Benzoic acid (C6H5COOH)is a monoprotic weak acid with Ka=6.30*10^-5. What is the pH of a solution of benzoic acid that is 0.559M and has 2.25*10^-2M NaOH added?
By adding NaOH you have formed a buffered solution. Take 1 L soln, so you have
1000 x 0.559 M = 559 millimols PhCOOH.
1000 x 0.0225M = 22.5 mmols NaOH
.......PhCOOH + NaOH ==> PhCOONa + H2O
initial..559................0........0
added...........22.5...................
change....-22.5..-22.5.....22.5
equil....536.5...0..........22.5
Use the Henderson-Hasselbalch equation and solve for pH.

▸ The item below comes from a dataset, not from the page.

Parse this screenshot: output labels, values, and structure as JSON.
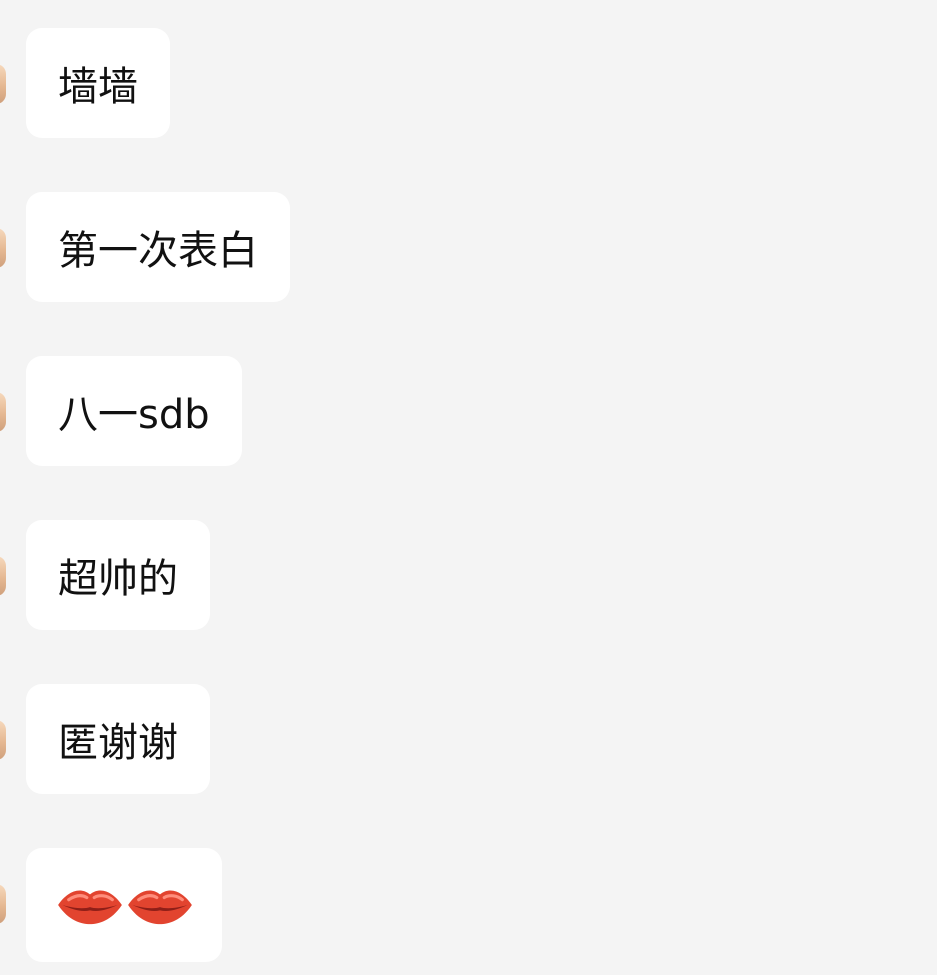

To find the pH of the solution, we need to consider the dissociation of benzoic acid and the neutralization reaction with sodium hydroxide (NaOH).
First, let's write the balanced equation for the dissociation of benzoic acid:
C6H5COOH ⇌ C6H5COO- + H+
Since benzoic acid is a weak acid, we can assume that the concentration of the benzoate ion (C6H5COO-) at equilibrium will be negligible compared to the initial concentration of benzoic acid.
Next, let's write the balanced equation for the neutralization reaction between benzoic acid and sodium hydroxide:
C6H5COOH + NaOH → C6H5COONa + H2O
From the balanced equation, we can see that for every one mol of benzoic acid that reacts, one mol of hydroxide ion (OH-) is consumed, resulting in the formation of water (H2O).
Since the NaOH concentration is given as 2.25*10^-2M, we can assume that the concentration of OH- added to the solution will be 2.25*10^-2M.
Now, let's calculate the moles of benzoic acid and OH- in the solution:
moles of benzoic acid = 0.559M * volume of solution in liters
moles of OH- = 2.25*10^-2M * volume of solution in liters
Assuming the volumes cancel out, we can proceed with the calculations.
Next, we need to determine how much of the benzoic acid has been neutralized by the OH-. Since benzoic acid is a weak acid, it will not fully dissociate, so we need to calculate the amount of benzoic acid that has reacted.
The reaction between benzoic acid and OH- occurs in a 1:1 ratio, meaning that for every mol of OH- that reacts, one mol of benzoic acid will be consumed.
Therefore, the amount of benzoic acid that has reacted is equal to the amount of OH- added to the solution.
Now, let's calculate the remaining concentration of benzoic acid after neutralization:
remaining concentration of benzoic acid = initial concentration - amount reacted
Finally, we can use the concentration of the remaining benzoic acid to calculate the pH of the solution by using the Ka value:
pH = -log([H+])
[H+] = √(Ka * remaining concentration of benzoic acid)
Now we have all the necessary information and calculations to determine the pH of the solution.